While our sole confidence can never be in our righteous acts – such as our consideration of the voiceless; our confidence is in the Righteous One who has considered the voiceless compels us through Word and Sacrament to be an outward sign of His grace. This Lent we are called to journey with the One who did rise again, and that gracious God provides for the healing of our souls and the granting of true righteousness by faith.


PRAYER OF THE DAY: Gracious God we give thanks to you for the life and mission of Philothei. She had a jubilation of Spirit, and a profound sense of reverence. Please grant me the desire for that in my life. Let me be ever mindful that she lived her whole life working for the fruits of kindness and mercy. Grant O Merciful Father our prayers this day and that we like here may be deemed worthy to entreat ourselves to God.
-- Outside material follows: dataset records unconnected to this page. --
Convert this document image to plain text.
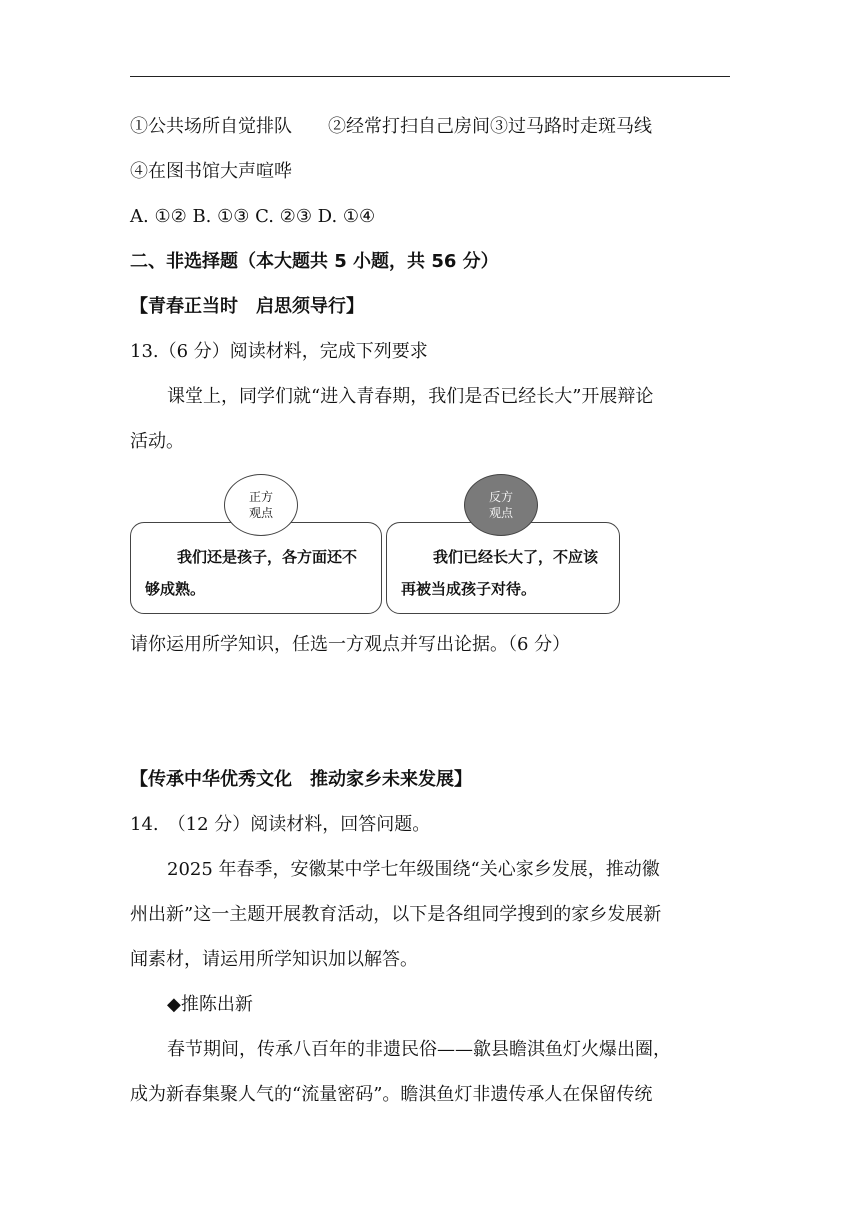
①公共场所自觉排队　　②经常打扫自己房间③过马路时走斑马线
④在图书馆大声喧哗
A. ①② B. ①③ C. ②③ D. ①④
二、非选择题（本大题共 5 小题，共 56 分）
【青春正当时　启思须导行】
13.（6 分）阅读材料，完成下列要求
课堂上，同学们就“进入青春期，我们是否已经长大”开展辩论
活动。
正方
观点
反方
观点
我们还是孩子，各方面还不够成熟。
我们已经长大了，不应该再被当成孩子对待。
请你运用所学知识，任选一方观点并写出论据。（6 分）
【传承中华优秀文化　推动家乡未来发展】
14.　（12 分）阅读材料，回答问题。
2025 年春季，安徽某中学七年级围绕“关心家乡发展，推动徽
州出新”这一主题开展教育活动，以下是各组同学搜到的家乡发展新
闻素材，请运用所学知识加以解答。
◆推陈出新
春节期间，传承八百年的非遗民俗——歙县瞻淇鱼灯火爆出圈，
成为新春集聚人气的“流量密码”。瞻淇鱼灯非遗传承人在保留传统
Lenten DisciplineLead a Study at lunch and invite a few friends or colleagues. Read Psalm 52 and discuss some specific ways in which we can you can trust in the steadfast love of God    forever and ever in your public and private lives.


ANCIENT WISDOM/PRESENT GRACE: “‘A martyr is, one who has become the instrument of God, who has lost his will in the will of God, not lost it but found it, for he has found freedom in submission to God. The martyr no longer desires anything for self, not even the glory of martyrdom.” —T.S. Elliot.